Une belle surprise, j’en eus une : ce fut une des rencontres que je vous avais annoncées en début de semaine. Dans la queue morose qui attendait pour entrer voir la démonstration de calligraphie, il y avait trois femmes dont l’attitude tranchait. Elles bavardaient gaiement, prenant visiblement cette longue attente de manière positive. Durant la démonstration, l’une d’entre elles engagea la conversation, durant les pauses. Ses réparties étaient justes, drôles, et elle irradiait la Vie. Nous nous dîmes « au revoir » à la fin. Mais, une fois sortie, je les retrouvai devant le Musée, et nous engageâmes la conversation. Elles se demandaient notamment où trouver le papier hanji, et je leur parlai de mes magasins de fourniture beaux-arts, Sennelier et… impossible alors de retrouver le nom du second (Adam, pourtant, j’aurais pu m’en souvenir!). Je leur promis de le leur envoyer (ce que je fis, après avoir vérifié qu’il en avait bien, notamment au magasin de Montmartre). C’est ainsi que furent échangées nos coordonnées et que s’initia une relation dont j’espère qu’elle va durer. En particulier parce que deux d’entre elles font du théâtre amateur, et que j’aimerais les voir jouer. Depuis, j’ai appris qu’elles partaient faire un trek au Maroc, pays où j’ai longtemps vécu, et j’ai hâte d’avoir leur récit… Une très belle rencontre de personnes aussi assoiffées de découverte et de partage que moi!

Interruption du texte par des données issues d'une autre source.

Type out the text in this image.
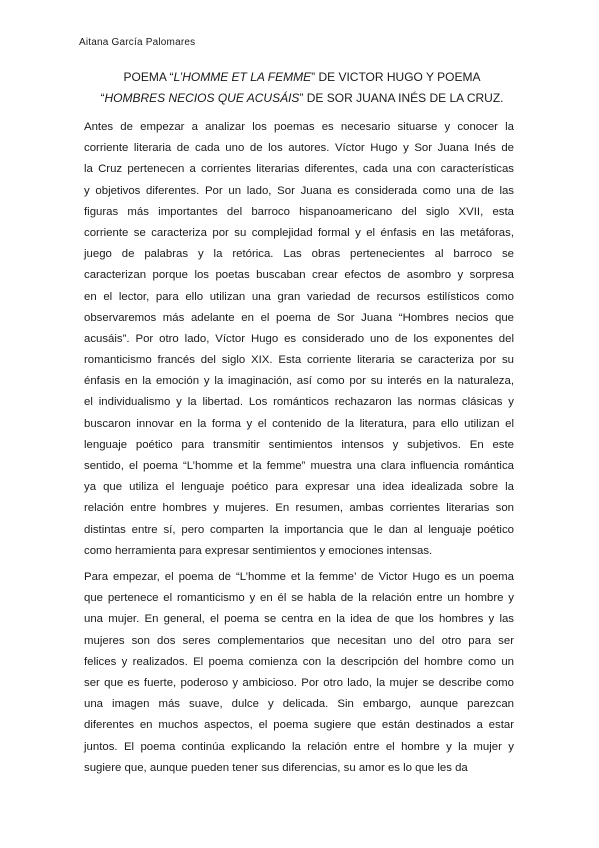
Aitana García Palomares
POEMA “L’HOMME ET LA FEMME” DE VICTOR HUGO Y POEMA
“HOMBRES NECIOS QUE ACUSÁIS” DE SOR JUANA INÉS DE LA CRUZ.
Antes de empezar a analizar los poemas es necesario situarse y conocer la
corriente literaria de cada uno de los autores. Víctor Hugo y Sor Juana Inés de
la Cruz pertenecen a corrientes literarias diferentes, cada una con características
y objetivos diferentes. Por un lado, Sor Juana es considerada como una de las
figuras más importantes del barroco hispanoamericano del siglo XVII, esta
corriente se caracteriza por su complejidad formal y el énfasis en las metáforas,
juego de palabras y la retórica. Las obras pertenecientes al barroco se
caracterizan porque los poetas buscaban crear efectos de asombro y sorpresa
en el lector, para ello utilizan una gran variedad de recursos estilísticos como
observaremos más adelante en el poema de Sor Juana “Hombres necios que
acusáis”. Por otro lado, Víctor Hugo es considerado uno de los exponentes del
romanticismo francés del siglo XIX. Esta corriente literaria se caracteriza por su
énfasis en la emoción y la imaginación, así como por su interés en la naturaleza,
el individualismo y la libertad. Los románticos rechazaron las normas clásicas y
buscaron innovar en la forma y el contenido de la literatura, para ello utilizan el
lenguaje poético para transmitir sentimientos intensos y subjetivos. En este
sentido, el poema “L’homme et la femme” muestra una clara influencia romántica
ya que utiliza el lenguaje poético para expresar una idea idealizada sobre la
relación entre hombres y mujeres. En resumen, ambas corrientes literarias son
distintas entre sí, pero comparten la importancia que le dan al lenguaje poético
como herramienta para expresar sentimientos y emociones intensas.
Para empezar, el poema de “L’homme et la femme’ de Victor Hugo es un poema
que pertenece el romanticismo y en él se habla de la relación entre un hombre y
una mujer. En general, el poema se centra en la idea de que los hombres y las
mujeres son dos seres complementarios que necesitan uno del otro para ser
felices y realizados. El poema comienza con la descripción del hombre como un
ser que es fuerte, poderoso y ambicioso. Por otro lado, la mujer se describe como
una imagen más suave, dulce y delicada. Sin embargo, aunque parezcan
diferentes en muchos aspectos, el poema sugiere que están destinados a estar
juntos. El poema continúa explicando la relación entre el hombre y la mujer y
sugiere que, aunque pueden tener sus diferencias, su amor es lo que les da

Une journée de rencontres. Episode 2 : l’encre en mouvements

Cet article fait suite au précédent, puisque nous allons retrouver 4 des personnes qui y étaient évoquées.
Mais avant d’en venir à elles, je souhaite vous faire partager tout l’intérêt que j’ai pris à la visite de l’exposition « L’encre en mouvement » qui se déroule actuellement au Musée Cernuschi.

Une chance incroyable! Une place de parking juste en face de l’entrée du musée! Dirigeons-nous donc vers lui…

Certains titres d’expositions sont un peu trompeurs, voire « propagandistes »… Ce n’est pas le cas ici. Et le terme « mouvement » est aussi riche que les perspectives qu’il permet. Vous remarquerez que, dans le titre, j’ai ajouté un « s », pour marquer la pluralité de ces dynamiques. Mouvements artistiques. Mouvements sociétaux. Et mouvements de la main des calligraphes… Tout est présent dans cette exposition qui explique bien comment les calligraphes asiatiques ont investi un art traditionnel et assez strict, s’en sont emparés, et l’ont adapté à leur créativité. Bref, une belle synergie entre passé et présent, entre tradition et création, entre culture et individualité…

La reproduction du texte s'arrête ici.